Monuments singuliers (8)
L’hommage aux caporaux fusillés pour l’exemple à Suippes
La Grande guerre de 1914-1918 a été un des carnages les plus efficaces perpétrés par des humains pour détruire une partie de leur propre espèce.
À Souain dans la Marne, les soldats de la 21e compagnie du 336e régiment d’infanterie reçoivent l’ordre de reprendre à l’ennemi une position située derrière un terrain couvert de barbelés et de cadavres de leurs camarades mitraillés qui ont tenté l’opération.
Alors ce 10 mars 1915, les soldats, même menacés d’être abattus sur place par les officiers, refusent de quitter la tranchée. L’attaque est reportée de 12 heures. Le brave général Réveilhac, loin du front, ordonne (mais refuse de le confirmer par écrit) que des obus arrosent les tranchées rétives.
À l’aube les soldats refusent toujours de partir pour l’abattoir.
Une semaine plus tard, quatre caporaux choisis plus ou moins au hasard sont hâtivement fusillés à Suippes devant le régiment au complet, surveillé par une compagnie de cavaliers. Ils n’avaient pas 30 ans. Un ordre de surseoir à l’exécution pour demande de recours en grâce est, parait-il, arrivé trop tard.
Toutes les civilisations (enfin, c’est ainsi qu’elles se nomment) ont toujours exalté le sacrifice, l’offrande publique de vies humaines, histoire d’enfoncer dans la tête des peuples bornés et récalcitrants les idéaux magnifiques de soumission qu’elles ont imaginés pour eux.

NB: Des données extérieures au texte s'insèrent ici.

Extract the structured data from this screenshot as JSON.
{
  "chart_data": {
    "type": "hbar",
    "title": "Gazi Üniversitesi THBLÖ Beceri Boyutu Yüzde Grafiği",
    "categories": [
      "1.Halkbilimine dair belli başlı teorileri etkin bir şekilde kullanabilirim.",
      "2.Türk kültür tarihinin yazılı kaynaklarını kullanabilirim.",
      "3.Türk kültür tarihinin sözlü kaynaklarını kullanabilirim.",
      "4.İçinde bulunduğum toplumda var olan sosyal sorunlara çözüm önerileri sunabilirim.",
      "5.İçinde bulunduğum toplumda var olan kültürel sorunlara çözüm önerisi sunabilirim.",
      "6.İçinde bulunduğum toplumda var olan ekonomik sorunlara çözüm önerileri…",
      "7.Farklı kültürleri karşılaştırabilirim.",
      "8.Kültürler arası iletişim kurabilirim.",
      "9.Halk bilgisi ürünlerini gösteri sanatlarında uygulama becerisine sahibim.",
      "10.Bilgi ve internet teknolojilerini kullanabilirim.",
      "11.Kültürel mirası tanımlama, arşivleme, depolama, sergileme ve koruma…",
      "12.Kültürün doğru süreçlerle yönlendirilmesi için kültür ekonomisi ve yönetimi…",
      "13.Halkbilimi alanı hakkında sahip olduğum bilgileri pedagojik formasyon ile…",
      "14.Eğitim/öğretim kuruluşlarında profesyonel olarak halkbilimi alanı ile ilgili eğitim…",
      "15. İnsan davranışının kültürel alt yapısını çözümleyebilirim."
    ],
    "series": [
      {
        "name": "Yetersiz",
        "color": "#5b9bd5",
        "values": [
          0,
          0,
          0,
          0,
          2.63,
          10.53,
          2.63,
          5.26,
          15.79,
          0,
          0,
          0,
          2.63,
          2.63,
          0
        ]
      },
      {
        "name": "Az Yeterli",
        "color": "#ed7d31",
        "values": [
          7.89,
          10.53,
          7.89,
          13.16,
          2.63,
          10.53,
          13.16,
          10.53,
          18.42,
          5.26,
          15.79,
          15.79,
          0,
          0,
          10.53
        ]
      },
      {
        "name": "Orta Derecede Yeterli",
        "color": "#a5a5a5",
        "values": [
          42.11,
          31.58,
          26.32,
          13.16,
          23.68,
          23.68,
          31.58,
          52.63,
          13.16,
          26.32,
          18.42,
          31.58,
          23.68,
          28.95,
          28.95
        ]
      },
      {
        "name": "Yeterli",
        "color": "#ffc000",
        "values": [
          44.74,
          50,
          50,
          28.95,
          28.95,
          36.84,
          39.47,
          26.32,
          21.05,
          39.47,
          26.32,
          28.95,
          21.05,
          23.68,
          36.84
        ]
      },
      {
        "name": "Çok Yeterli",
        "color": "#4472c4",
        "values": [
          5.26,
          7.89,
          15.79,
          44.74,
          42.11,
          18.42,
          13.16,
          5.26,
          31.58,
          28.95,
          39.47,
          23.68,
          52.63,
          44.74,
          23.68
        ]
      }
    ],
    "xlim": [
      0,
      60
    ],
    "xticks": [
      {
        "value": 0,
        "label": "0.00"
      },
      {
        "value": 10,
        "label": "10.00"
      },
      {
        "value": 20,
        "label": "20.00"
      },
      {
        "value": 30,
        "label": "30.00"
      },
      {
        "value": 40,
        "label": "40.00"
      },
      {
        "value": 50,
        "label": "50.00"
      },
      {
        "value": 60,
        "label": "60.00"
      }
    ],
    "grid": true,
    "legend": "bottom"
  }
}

Après des années d’efforts des familles des fusillés, le 2 mars 1934, la justice reconnaissait que « l’ordre était irréalisable et que le sacrifice dépassait les forces humaines ».
Le lourdement médaillé général Réveilhac s’éteignait dans son lit le 28 février 1937, à 86 ans.
Le monument aux morts officiel de Suippes, entre la mairie et l'église, sculpté par Desruelles (comme à Commentry), inauguré le 26 octobre 1930. On remarquera l’absence d’accent sur le « A » de la dédicace, une erreur qui transforme le sens de la phrase.